Until relatively recently, fluorescence in a diamond was something that only gemologists and geologists paid attention to. For most of the jewellery buying public, the traditional 4C’s, as defined by the GIA (cut, colour, clarity and carat) were enough to decide whether a diamond was of an acceptable quality or not. In 1997, the GIA conducted a comprehensive study on diamond fluorescence and the associated effects on appearance and colour.
In the current information era we live in, it’s easier than ever to “research” topics on the internet, but as is the case in most instances, a little information can be dangerous. Fluorescence is perhaps the most misunderstood diamond property and many diamond shoppers express concern about fluorescence, without necessarily knowing why, or stopping to consider if their concerns are valid or not.
As you probably know by now, Katannuta Diamonds are big proponents of diamond education, so in this post we’ll be giving you all you need to know about diamond fluorescence. Is it a good thing? Is it a bad thing? Does it make your diamond less valuable?

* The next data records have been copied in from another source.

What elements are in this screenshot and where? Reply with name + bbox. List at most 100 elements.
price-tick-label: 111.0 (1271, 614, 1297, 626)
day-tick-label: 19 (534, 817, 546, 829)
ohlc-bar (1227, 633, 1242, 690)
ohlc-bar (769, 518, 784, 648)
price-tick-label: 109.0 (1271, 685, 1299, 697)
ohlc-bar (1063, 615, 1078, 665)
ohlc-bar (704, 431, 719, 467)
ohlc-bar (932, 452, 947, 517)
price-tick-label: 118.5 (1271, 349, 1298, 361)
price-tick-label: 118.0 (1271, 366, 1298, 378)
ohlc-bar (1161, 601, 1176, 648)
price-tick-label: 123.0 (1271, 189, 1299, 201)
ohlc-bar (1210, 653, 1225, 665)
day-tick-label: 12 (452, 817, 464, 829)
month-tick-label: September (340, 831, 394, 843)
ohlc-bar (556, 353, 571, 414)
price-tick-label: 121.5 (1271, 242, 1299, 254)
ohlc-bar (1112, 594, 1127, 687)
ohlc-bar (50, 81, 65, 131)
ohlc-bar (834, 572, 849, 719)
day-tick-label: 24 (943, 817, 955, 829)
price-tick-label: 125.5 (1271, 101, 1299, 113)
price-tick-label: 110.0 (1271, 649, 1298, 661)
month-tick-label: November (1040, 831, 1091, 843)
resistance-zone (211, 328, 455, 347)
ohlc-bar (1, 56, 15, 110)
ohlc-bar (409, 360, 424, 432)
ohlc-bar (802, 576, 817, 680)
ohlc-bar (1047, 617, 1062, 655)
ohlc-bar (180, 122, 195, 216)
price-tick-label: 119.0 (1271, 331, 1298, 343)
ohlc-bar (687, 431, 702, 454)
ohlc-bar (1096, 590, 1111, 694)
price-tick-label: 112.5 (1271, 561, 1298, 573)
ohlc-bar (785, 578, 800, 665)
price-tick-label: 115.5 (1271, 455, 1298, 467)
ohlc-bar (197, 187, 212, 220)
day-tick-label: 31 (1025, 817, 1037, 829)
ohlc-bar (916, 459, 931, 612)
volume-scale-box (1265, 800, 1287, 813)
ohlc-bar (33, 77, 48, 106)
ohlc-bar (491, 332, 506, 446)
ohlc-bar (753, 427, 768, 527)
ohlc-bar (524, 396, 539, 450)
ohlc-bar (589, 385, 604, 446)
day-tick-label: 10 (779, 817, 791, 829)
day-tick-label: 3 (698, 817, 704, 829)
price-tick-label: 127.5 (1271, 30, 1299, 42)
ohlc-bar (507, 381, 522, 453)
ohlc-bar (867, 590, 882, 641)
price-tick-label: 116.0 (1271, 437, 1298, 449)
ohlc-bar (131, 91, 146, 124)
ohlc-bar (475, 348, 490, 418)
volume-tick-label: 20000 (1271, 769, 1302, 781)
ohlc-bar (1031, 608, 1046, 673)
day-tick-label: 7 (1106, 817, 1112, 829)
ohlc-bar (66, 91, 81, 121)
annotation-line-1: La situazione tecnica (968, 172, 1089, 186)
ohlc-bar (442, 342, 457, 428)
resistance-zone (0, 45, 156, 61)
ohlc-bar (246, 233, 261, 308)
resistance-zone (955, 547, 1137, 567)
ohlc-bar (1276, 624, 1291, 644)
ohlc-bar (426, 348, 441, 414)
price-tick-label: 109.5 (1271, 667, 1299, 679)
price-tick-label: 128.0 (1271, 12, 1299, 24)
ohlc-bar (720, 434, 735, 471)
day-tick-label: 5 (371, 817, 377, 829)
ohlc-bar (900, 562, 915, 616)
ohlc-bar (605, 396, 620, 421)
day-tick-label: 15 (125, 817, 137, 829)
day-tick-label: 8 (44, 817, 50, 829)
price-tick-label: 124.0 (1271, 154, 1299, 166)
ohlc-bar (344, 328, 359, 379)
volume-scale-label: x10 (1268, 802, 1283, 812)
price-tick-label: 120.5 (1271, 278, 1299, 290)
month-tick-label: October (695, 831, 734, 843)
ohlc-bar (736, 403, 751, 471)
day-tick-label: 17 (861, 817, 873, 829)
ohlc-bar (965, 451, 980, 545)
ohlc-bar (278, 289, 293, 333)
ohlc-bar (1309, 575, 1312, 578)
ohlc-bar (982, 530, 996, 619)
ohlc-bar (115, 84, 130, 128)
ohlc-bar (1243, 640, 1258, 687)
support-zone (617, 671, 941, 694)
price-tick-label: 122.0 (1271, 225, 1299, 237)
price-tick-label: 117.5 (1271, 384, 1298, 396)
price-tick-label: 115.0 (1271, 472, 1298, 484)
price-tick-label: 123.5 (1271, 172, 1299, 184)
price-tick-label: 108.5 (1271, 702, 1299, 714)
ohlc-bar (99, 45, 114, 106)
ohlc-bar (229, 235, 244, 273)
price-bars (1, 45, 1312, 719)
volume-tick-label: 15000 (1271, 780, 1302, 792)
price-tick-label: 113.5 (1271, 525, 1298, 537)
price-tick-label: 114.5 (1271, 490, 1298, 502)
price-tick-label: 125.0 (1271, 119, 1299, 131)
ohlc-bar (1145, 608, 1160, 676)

What causes fluorescence in diamonds?
Fluorescence occurs when a diamond contains a trace amount of an element that reacts under UV light. Whilst diamonds are single element gemstones, made of virtually exclusively of carbon, minute traces of aluminium, boron and nitrogen may exist within a diamond. These parts per million (ppm) and parts per billion (ppb) concentrations cause diamonds to fluoresce. It’s also worth noting that rare blue diamonds are a result of boron imperfections and the yellow colour in diamonds is a result of nitrogen.